After all the measurements are performed subjects return home with a smart knee
brace for a day (i.e. 8 hours) of ambulatory datarecording. Besides the
kneebrace a CAM activity monitor is used in this study. The CAM will measure
activity in daily life for 7 days in a row. Subjects will receive all
information of both ambulant systems at the end of the measurements in the
laboratory of human movement sciences. The knee brace and CAM activity monitor
is picked up again by one of the researchers after the measurement period for
data-analysis.
Study burden and risks
Subjects will be tested in the Motion Laboratory through the Biodex system
requiring them to maximally apply force in an isometric setting. These tests
have been widely accepted as applicable when testing MVC. The risks involved
are minimal and could be some muscle soreness the next few days. No other risks
are involved or otherwise described in other studies. Next 3D-motion analysis
is performed, which requires preferred walking speed, getting up from a chair
en walking a one step stairs with side-bars. The entire walking surface is
flat, the room is fully lighted and a research-assistant will help the subjects
in performing the tests at all times. Otherwise there are no risks involved.
EMG measurement only requires shaving of the skin if necessary. We ask about
allergies before applying the stickers and using chloorhexidine. There are no
risks involved in EMG measurement. Next a MRI scan is performed.
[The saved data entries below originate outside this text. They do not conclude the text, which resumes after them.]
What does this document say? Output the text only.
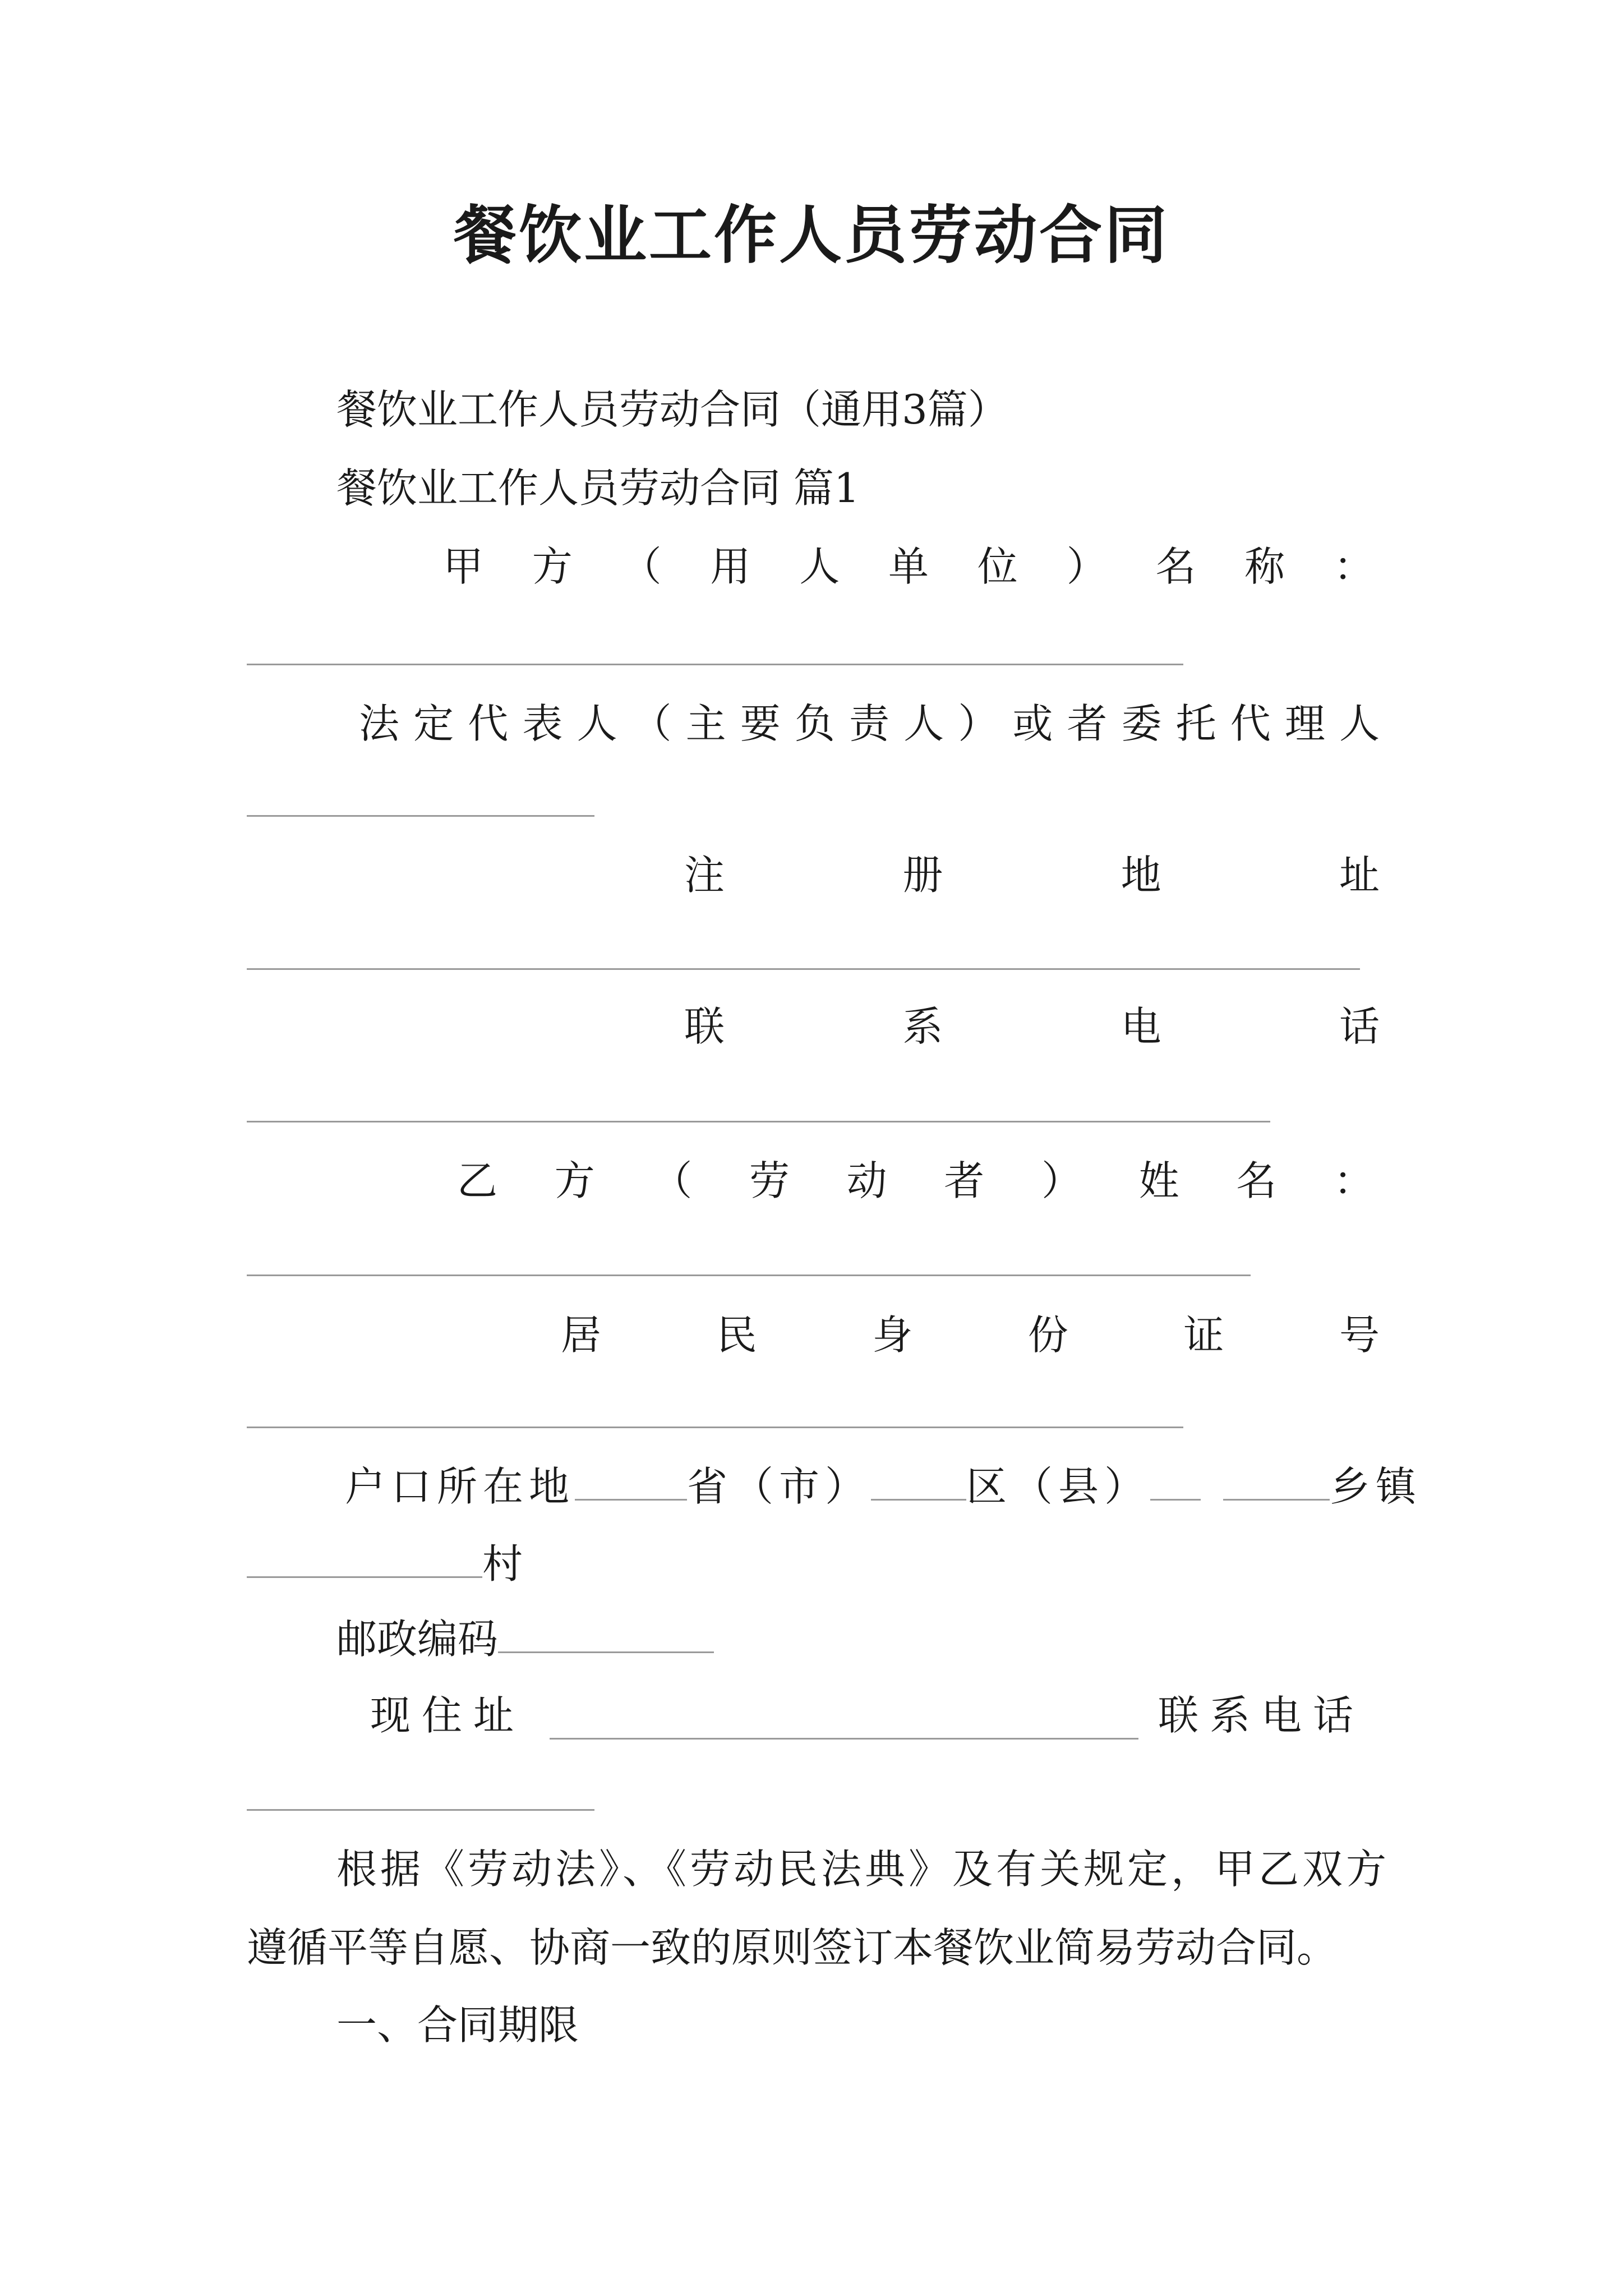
餐饮业工作人员劳动合同
餐饮业工作人员劳动合同（通用3篇）
餐饮业工作人员劳动合同 篇1
甲 方 （ 用 人 单 位 ） 名 称 ：
法 定 代 表 人 （ 主 要 负 责 人 ） 或 者 委 托 代 理 人
注	册	地	址
联	系	电	话
乙 方 （ 劳 动 者 ） 姓 名 ：
居	民	身	份	证	号
户口所在地	省（市） 区（县）	乡镇
村
邮政编码
现住址	联系电话
根据《劳动法》、《劳动民法典》及有关规定，甲乙双方
遵循平等自愿、协商一致的原则签订本餐饮业简易劳动合同。
一、合同期限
This requires
lying down very still from a subject for about an hour. The Radiology
department will assist in preparing the subject and explaining the protocol.
All metal objects are removed from the subject. The potential risks involved
could be previously not mentioned claustrophobia. If this ought to be an acute
problem to the subject, then subjects as well as the MRI-performing
radiology-assistant are allowed to withdraw from testing at all times!
Otherwise we conclude there are no other risks involved.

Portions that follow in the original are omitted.